理事長の就任にあたって

 このたび、一般社団法人日本コスメティック協会理事会の決定を受け、岩本麻奈初代理事長から理事長の職を引き継ぐことになりました。2011年に発足し7年目を迎えた当協会の理事長という大役を仰せつかり身の引き締まる思いですが、使命を全うすべく、全力を尽くす所存でございます。

 人々の美と健康への欲求を叶えるべく、化粧品・スキンケア技術、美容医療、抗老化医学などの各分野は、目覚しい発展を続けています。しかし、その一方で発信される膨大な情報は必ずしも科学的に整理され、検証されているとは言えません。真偽のはっきりしない美容・健康情報が氾濫する社会で求められるのは、「科学的根拠に基づいた正しい知識」であり、その周知と適切に発信できる人材の育成が重要であると考えています。

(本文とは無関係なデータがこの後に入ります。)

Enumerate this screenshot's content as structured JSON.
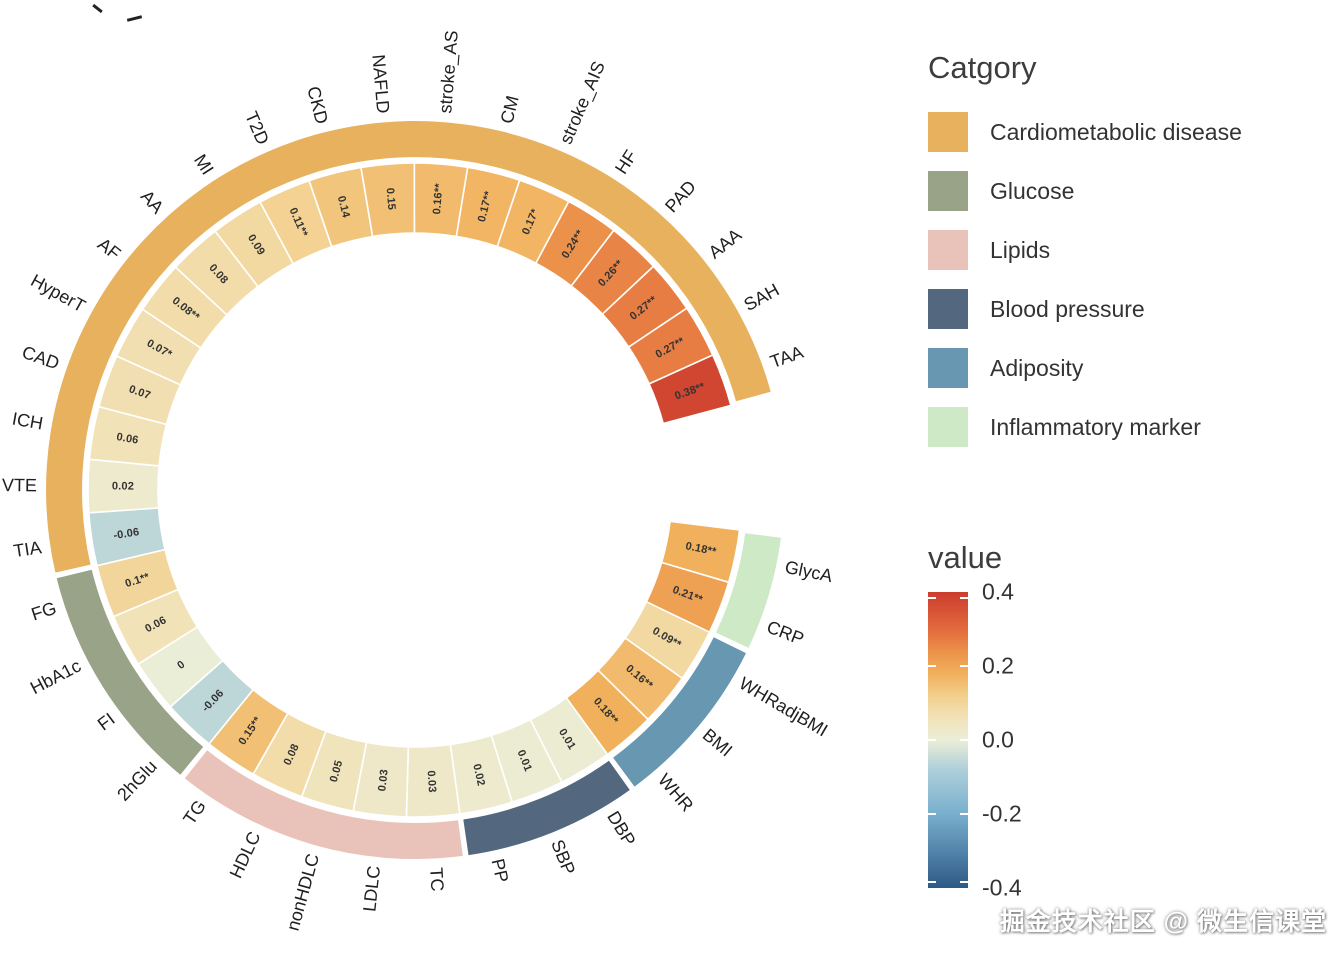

 当協会は、皮膚科医や化粧品学、美容業界の有識者で組織され、一般消費者および化粧品、美容、スキンケアに関する職域従事者を対象に、それぞれに必要な知識の提示とレベル向上、正しい情報提供・発信を行う人材育成を目的とした認定試験制度の企画・実施し、現在までに 3千名を超える各資格者の認定、関係学会での講演、セミナー活動を行ってきました。引き続き美容・健康に関する「科学的根拠に基づいた正しい知識」の啓発、人材の育成の強化に傾注していきたいと考えています。

 その一環として、本年より認定資格取得者に対する教育の充実を図ります。特に化粧品や美容に携わる職域の方は、皮膚の構造と機能、身近な皮膚疾患を理解することも大切です。協会ホームページで学べる皮膚科学に基づいたe-ラーニング『美容の科学ビデオ講座』を継続教育の一環として認定資格取得者を対象に開始いたします。また、検定をより身近な存在になるように協会ホームページでのweb受験できるようにいたしました。

 今後さらに、関係学会、団体との連携を強化しつつ人材育成活動ならびに情報発信の充実を図り、広く一般の方々の美容と健康に対する健全な意識の向上に寄与できるよう理事役員一同努めてまいります。  皆さまの一層のお力添えを賜りますことをお願い申し上げます。

一般社団法人 日本コスメティック協会
理事長

川島 眞

kawashima
理事長
川島 眞Makoto KAWASHIMA
東京女子医科大学 皮膚科学教室 講座主任・教授
皮膚科専門医 医学博士
日本皮膚科学会代議員、日本美容皮膚科学会理事長 、日本皮膚アレルギー学会理事、日本性感染症学会理事、日本乾癬学会理事、日本香粧品学会前理事長
専門領域:皮膚ウイルス感染症、アトピー性皮膚炎、美容医療
東京大学医学部卒業。パリ市パスツール研究所に留学。東京大学医学部皮膚科講師などを経て東京女子医科大学 皮膚科学教室 教授・講座主任。アトピー性皮膚炎をはじめ、美容、皮膚ウイルス感染症、接触皮膚炎などを主に研究。東京女子医科大学は日本で最も外来患者数の多い病院として知られており、皮膚科にも1日150人以上の患者が訪れる。